Why should investors be excited about ethylene production?  It is an essential building block for a wide range of chemicals from plastics to antifreeze to solvents.  There are about 135 million metric tons produced each year, usually by steam-cracking petroleum feedstock.  In the room where this article is read, there will likely be very few items that do not have some ethylene incorporated somewhere.  MarketWatch values the ethylene market at $137 billion worldwide.
If LanzaTech can offer Carbon Smart ethylene to the market at an economical price, it could be a big winner for the company and all its investors.  Consumers might be willing to pay well for products that have recycled carbon at their core, knowing it means CO2 that once might have gone up into the atmosphere as a greenhouse gas is now recycled into tableware or toys or clothing.  

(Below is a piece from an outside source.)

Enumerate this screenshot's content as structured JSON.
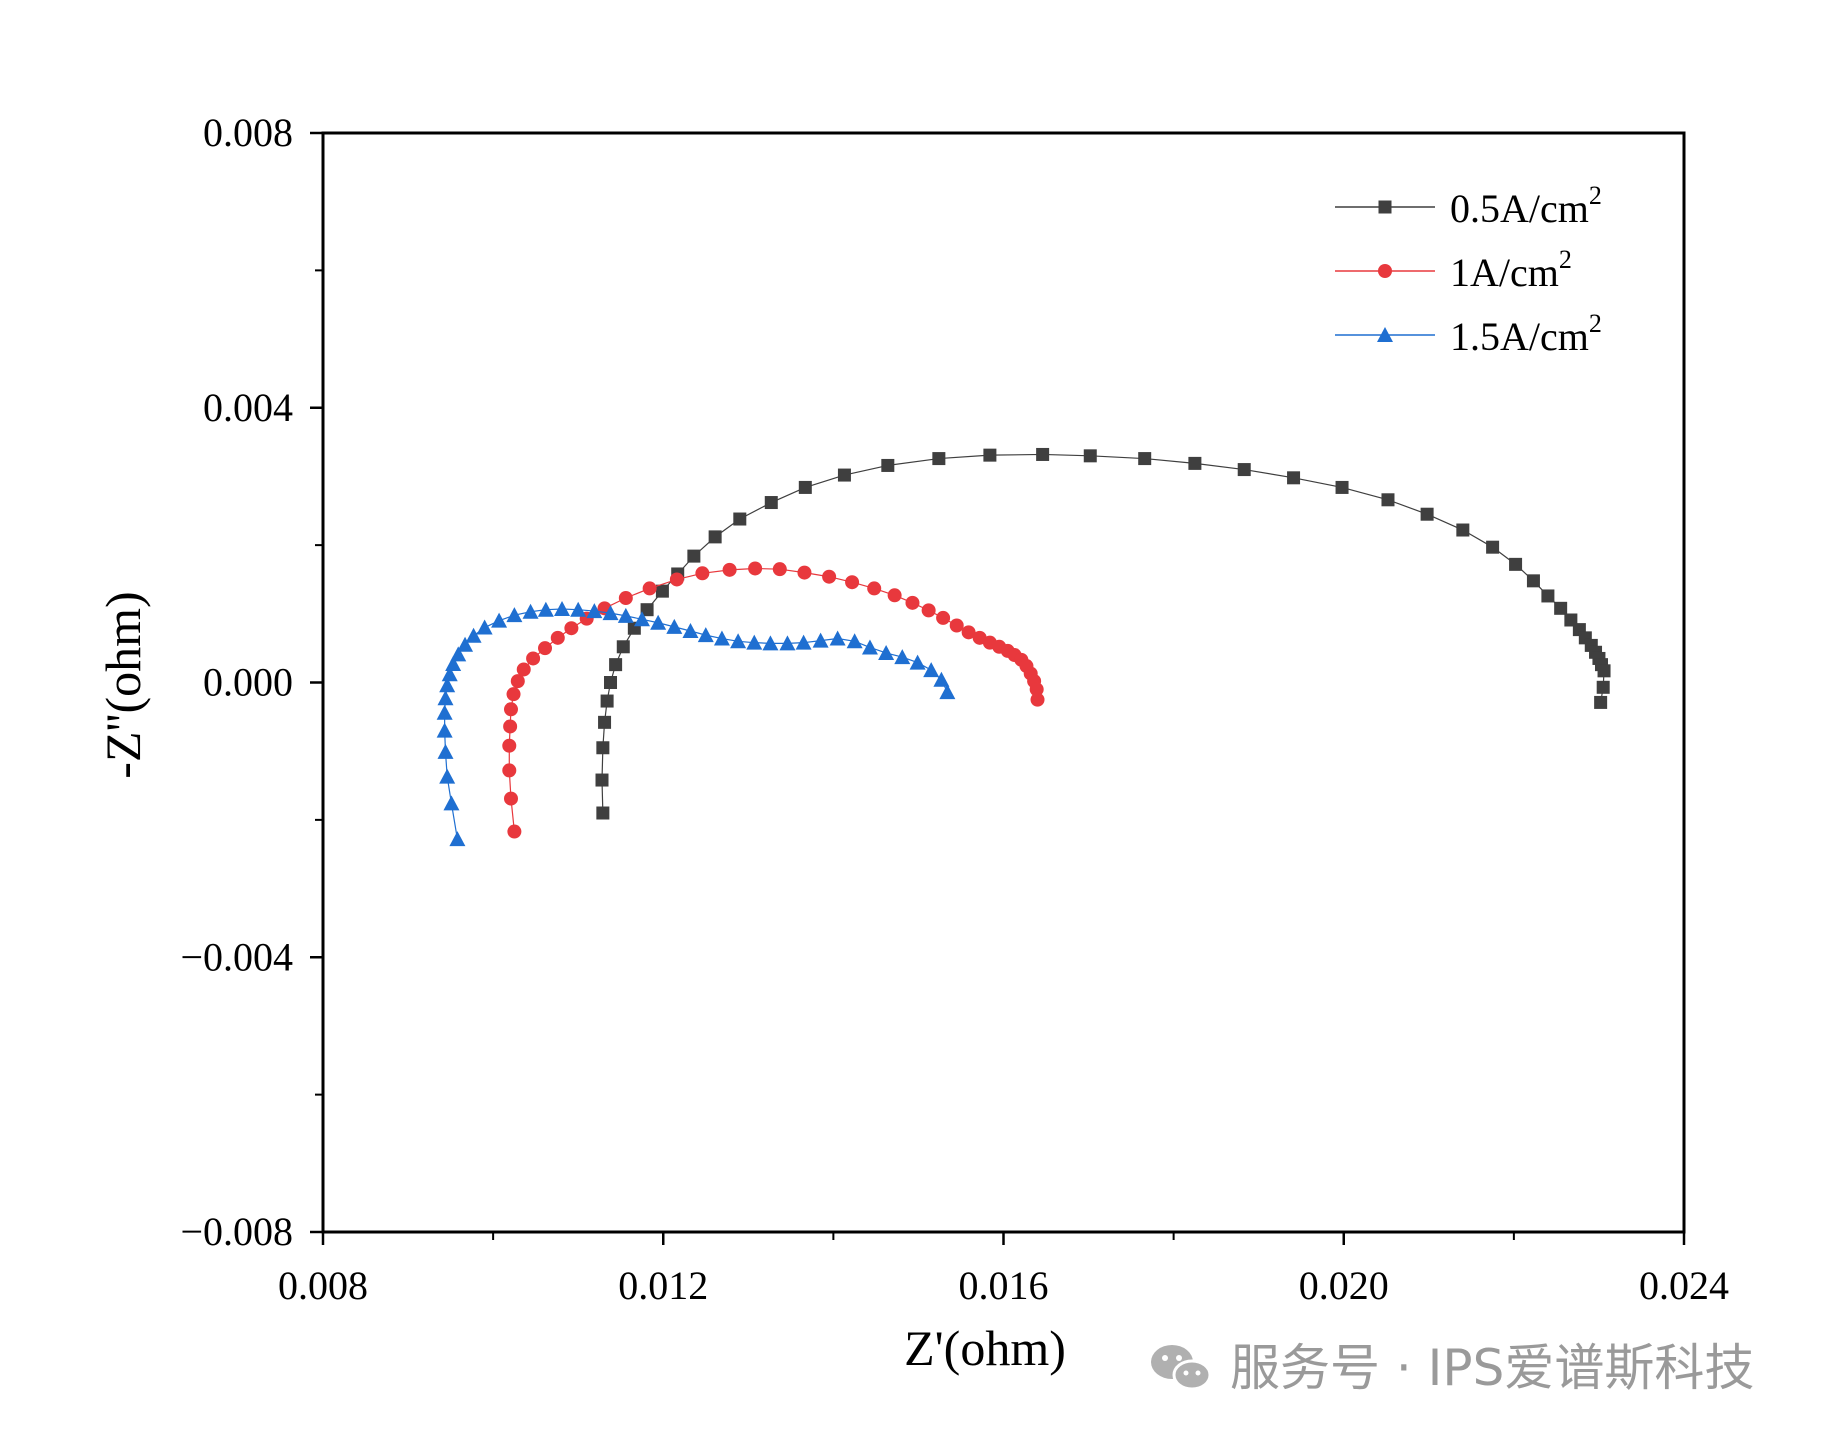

Related imageGetting a Stake in CO2 Recycling
Investors are left out in the cold for now as far as LanzaTech is concerned.  The capital from Novo Holdings is likely to tide the company over for awhile.  This was fifth round of venture funding for LanzaTech, including an earlier investment by the venture arm of the largest chemical producer in the world, BASF (BASF:  TI).   With technology largely proven and now protected by patents and capital to jump start market penetration with commercial products, it seems likely that an initial public offering could be LanzaTech’s next step in its capitalization. 

Neither the author of the Small Cap Strategist web log, Crystal Equity Research nor its affiliates have a beneficial interest in the companies mentioned herein.